IV. Liquidity & Stress Testing
□ 8. Conduct stress-based liquidity analysis
Quarterly liquidity windows, gates, redemption caps, and side pockets may function normally during stable markets but fail during stressed conditions.
Fiduciary Questions
- What occurs during mass participant withdrawals?
- What happens if public markets decline sharply?
- How would the product behave during a plan termination or sponsor bankruptcy?
- Could remaining participants become trapped in illiquid assets?
□ 9. Analyze first-mover advantage risk
Semi-liquid structures may reward early redeemers while leaving remaining participants with concentrated illiquid exposure.
Fiduciary Questions
- Are liquid assets sold first during redemption stress?
- Does the portfolio become progressively riskier after withdrawals?
- Could later participants bear disproportionate valuation losses?

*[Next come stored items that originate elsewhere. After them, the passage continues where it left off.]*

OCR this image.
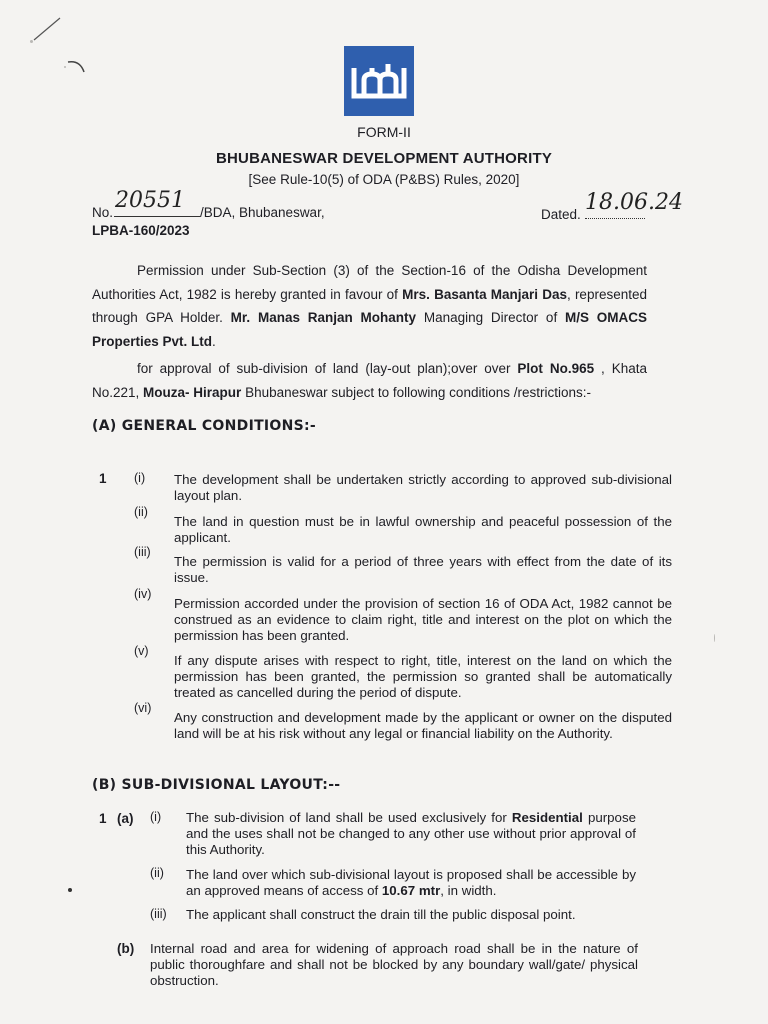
FORM-II
BHUBANESWAR DEVELOPMENT AUTHORITY
[See Rule-10(5) of ODA (P&BS) Rules, 2020]
No. 20551 /BDA, Bhubaneswar,	Dated. 18.06.24
LPBA-160/2023
Permission under Sub-Section (3) of the Section-16 of the Odisha Development Authorities Act, 1982 is hereby granted in favour of Mrs. Basanta Manjari Das, represented through GPA Holder. Mr. Manas Ranjan Mohanty Managing Director of M/S OMACS Properties Pvt. Ltd.
for approval of sub-division of land (lay-out plan);over over Plot No.965 , Khata No.221, Mouza- Hirapur Bhubaneswar subject to following conditions /restrictions:-
(A) GENERAL CONDITIONS:-
1 (i) The development shall be undertaken strictly according to approved sub-divisional layout plan.
(ii)
The land in question must be in lawful ownership and peaceful possession of the applicant.
(iii)
The permission is valid for a period of three years with effect from the date of its issue.
(iv)
Permission accorded under the provision of section 16 of ODA Act, 1982 cannot be construed as an evidence to claim right, title and interest on the plot on which the permission has been granted.
(v)
If any dispute arises with respect to right, title, interest on the land on which the permission has been granted, the permission so granted shall be automatically treated as cancelled during the period of dispute.
(vi)
Any construction and development made by the applicant or owner on the disputed land will be at his risk without any legal or financial liability on the Authority.
(B) SUB-DIVISIONAL LAYOUT:--
1 (a) (i) The sub-division of land shall be used exclusively for Residential purpose and the uses shall not be changed to any other use without prior approval of this Authority.
(ii) The land over which sub-divisional layout is proposed shall be accessible by an approved means of access of 10.67 mtr, in width.
(iii) The applicant shall construct the drain till the public disposal point.
(b) Internal road and area for widening of approach road shall be in the nature of public thoroughfare and shall not be blocked by any boundary wall/gate/ physical obstruction.
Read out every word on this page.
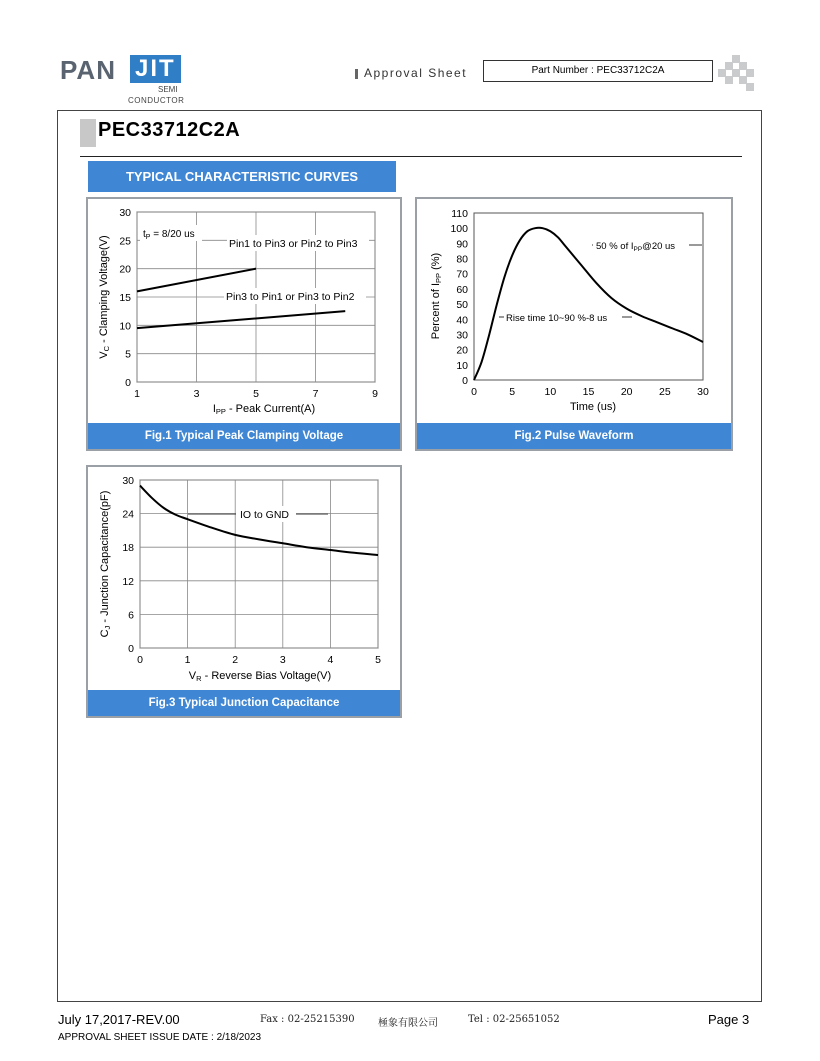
PAN JIT
SEMI
CONDUCTOR
Approval Sheet	Part Number : PEC33712C2A
PEC33712C2A
TYPICAL CHARACTERISTIC CURVES
0
5
10
15
20
25
30
1	3	5	7	9
$t_P = 8/20$ us
Pin1 to Pin3 or Pin2 to Pin3
Pin3 to Pin1 or Pin3 to Pin2
VC - Clamping Voltage(V)
IPP - Peak Current(A)
Fig.1 Typical Peak Clamping Voltage
0
10
20
30
40
50
60
70
80
90
100
110
0	5	10	15	20	25	30
50 % of $I_{PP}@20$ us
Rise time 10~90 %-8 us
Percent of IPP (%)
Time (us)
Fig.2 Pulse Waveform
0
6
12
18
24
30
0	1	2	3	4	5
IO to GND
CJ - Junction Capacitance(pF)
VR - Reverse Bias Voltage(V)
Fig.3 Typical Junction Capacitance
July 17,2017-REV.00	Fax : 02-25215390 極象有限公司	Tel : 02-25651052	Page 3
APPROVAL SHEET ISSUE DATE : 2/18/2023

V. Complexity & Governance Risk
□ 10. Treat complexity itself as a fiduciary risk factor
Complexity is not merely operational—it can conceal:
- Hidden fees
- Affiliate conflicts
- Leverage
- Valuation manipulation
- Benchmark gaming
- Illiquidity
- Risk concentration
Fiduciary Questions
- Can participants reasonably understand the structure?
- Can fiduciaries independently evaluate the underlying holdings?
- Does complexity benefit participants—or intermediaries?
□ 11. Investigate consultant and adviser conflicts
Professor Phalippou specifically warns that adviser reliance should not substitute for fiduciary judgment.
Many consultants, OCIO providers, and recordkeepers have economic incentives aligned with expanding private-market usage. Many consultants are owned by Private Equity https://commonsense401kproject.com/2026/05/09/consultants-conflicts-and-the-collapse-of-public-pension-performance/
Fiduciary Questions
- Does the consultant receive compensation from private-market sponsors?
- Does the adviser manage affiliated CITs or private products?
- Are fiduciaries independently verifying consultant recommendations?
VI. Prohibited Transaction & ERISA Concerns
□ 12. Investigate party-in-interest relationships
Private-market structures frequently involve overlapping financial relationships among:
- Recordkeepers
- Consultants
- CIT trustees
- Insurance companies
- OCIO providers
- Placement agents
- Asset managers
Fiduciary Questions
- Are fiduciaries causing plans to transact with parties in interest?
- Are affiliates receiving indirect compensation?
- Could the structure implicate ERISA §§406(a) or 406(b)?
□ 13. Evaluate whether “availability” is being sold rather than prudence
Higher-fee products are often justified based on “access” or “institutional availability,” even where comparable public-market exposure exists at dramatically lower cost and greater transparency.
Fiduciary Questions
- Is private-market exposure truly necessary?
- Would public-market alternatives likely provide similar participant outcomes?
- Is illiquidity being confused with sophistication?
VII. Common Sense Participant Protection Questions
Before adding private equity exposure, fiduciaries should ask:
- Would I fully explain this structure to participants in plain English?
- Could participants independently verify valuation and performance claims?
- Could participants easily understand total fees?
- Would the product remain attractive if fully transparent?
- Is the structure designed primarily for participant benefit—or intermediary profit extraction?
Conclusion
Private equity is not automatically prudent or imprudent under ERISA. But private-market products require significantly greater scrutiny because they involve:
- subjective valuation,
- conditional liquidity,
- opaque fee structures,
- benchmark manipulation risk,
- leverage,
- and substantial conflicts of interest.
As Professor Ludovic Phalippou recently warned the Department of Labor, fiduciaries must distinguish “asset neutrality” from “metric neutrality, disclosure neutrality, and governance neutrality.”
ERISA fiduciaries should not treat private-market products as ordinary mutual funds merely because they are packaged inside a target-date fund, CIT, or retirement wrapper.
Retirement savers deserve transparent pricing, meaningful benchmarking, stress-tested liquidity, fair valuation practices, and fully disclosed conflicts before their retirement savings are exposed to private-market risk.